6.  Worse Health Outcomes. Independent of managed care, a parity law is likely to lead to worse health outcomes than with the opposite approach: Encouraging a variety of payment mechanisms, depending on the nature of the illness. A parity law would certainly be worse than what could be achieved with flexible Medical Savings Accounts.

7.  A slippery slope for other illnesses. Although the affirmative is focused on mental health, the logic of their argument is that we should have the same payment rules for every illness. That means that there would be no center of excellence for diabetes or asthma patients with special patient cost-sharing. This is bad economics and it is also bad health care.

8.  A slippery slope for other special interests. The history of mandates at the state level follows a pattern: once the state passes a mandate in an area, a slew of special interests spring forth to ask for more mandates.

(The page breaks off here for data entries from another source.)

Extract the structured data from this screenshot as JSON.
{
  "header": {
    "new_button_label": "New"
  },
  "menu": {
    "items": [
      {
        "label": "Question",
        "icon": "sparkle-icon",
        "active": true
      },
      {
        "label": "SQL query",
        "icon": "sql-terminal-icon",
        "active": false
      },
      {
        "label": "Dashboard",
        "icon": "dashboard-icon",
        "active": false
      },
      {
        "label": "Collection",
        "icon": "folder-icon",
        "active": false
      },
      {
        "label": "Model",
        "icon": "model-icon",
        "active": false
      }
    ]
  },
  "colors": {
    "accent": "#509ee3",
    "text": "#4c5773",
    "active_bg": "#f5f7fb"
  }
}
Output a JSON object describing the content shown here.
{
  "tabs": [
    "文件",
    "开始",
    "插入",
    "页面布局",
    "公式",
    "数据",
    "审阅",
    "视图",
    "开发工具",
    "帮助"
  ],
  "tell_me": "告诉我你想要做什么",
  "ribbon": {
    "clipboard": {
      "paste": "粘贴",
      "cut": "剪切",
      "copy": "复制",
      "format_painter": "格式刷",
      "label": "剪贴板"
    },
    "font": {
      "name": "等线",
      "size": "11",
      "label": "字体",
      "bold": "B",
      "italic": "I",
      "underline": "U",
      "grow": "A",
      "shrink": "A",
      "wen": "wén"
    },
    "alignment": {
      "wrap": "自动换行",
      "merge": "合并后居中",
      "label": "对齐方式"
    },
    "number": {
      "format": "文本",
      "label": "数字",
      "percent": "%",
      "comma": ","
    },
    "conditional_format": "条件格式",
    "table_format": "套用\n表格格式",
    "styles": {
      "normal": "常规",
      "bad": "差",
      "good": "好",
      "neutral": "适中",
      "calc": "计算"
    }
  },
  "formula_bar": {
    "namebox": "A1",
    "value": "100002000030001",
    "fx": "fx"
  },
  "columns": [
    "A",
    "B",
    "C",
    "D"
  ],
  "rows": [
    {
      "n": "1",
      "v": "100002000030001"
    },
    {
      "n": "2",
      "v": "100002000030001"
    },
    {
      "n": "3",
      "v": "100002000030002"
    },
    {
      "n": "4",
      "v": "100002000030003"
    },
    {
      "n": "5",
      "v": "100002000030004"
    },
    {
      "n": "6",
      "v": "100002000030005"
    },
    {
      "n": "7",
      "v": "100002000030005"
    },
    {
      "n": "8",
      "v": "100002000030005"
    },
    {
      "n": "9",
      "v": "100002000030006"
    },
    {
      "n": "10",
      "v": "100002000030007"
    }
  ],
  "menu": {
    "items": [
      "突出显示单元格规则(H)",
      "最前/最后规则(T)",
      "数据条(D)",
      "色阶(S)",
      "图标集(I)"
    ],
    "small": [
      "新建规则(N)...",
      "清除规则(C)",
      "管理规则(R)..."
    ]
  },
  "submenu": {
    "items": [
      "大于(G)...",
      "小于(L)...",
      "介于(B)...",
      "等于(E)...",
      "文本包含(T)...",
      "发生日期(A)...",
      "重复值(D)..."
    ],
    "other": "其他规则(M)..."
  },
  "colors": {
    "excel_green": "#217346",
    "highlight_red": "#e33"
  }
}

For example, after state governments required insurers to cover mental health, we got more laws:

  • Forty-two states now have laws stipulating that if insurers provide coverage for psychiatrists, they must also provide coverage for psychologists.
  • California and nine other states mandate coverage for marriage counseling.
  • Vermont, North Carolina and Maine mandate coverage for pastoral counseling.

Elevating this special interest feeding frenzy to the national level can only result in higher costs and more people uninsured.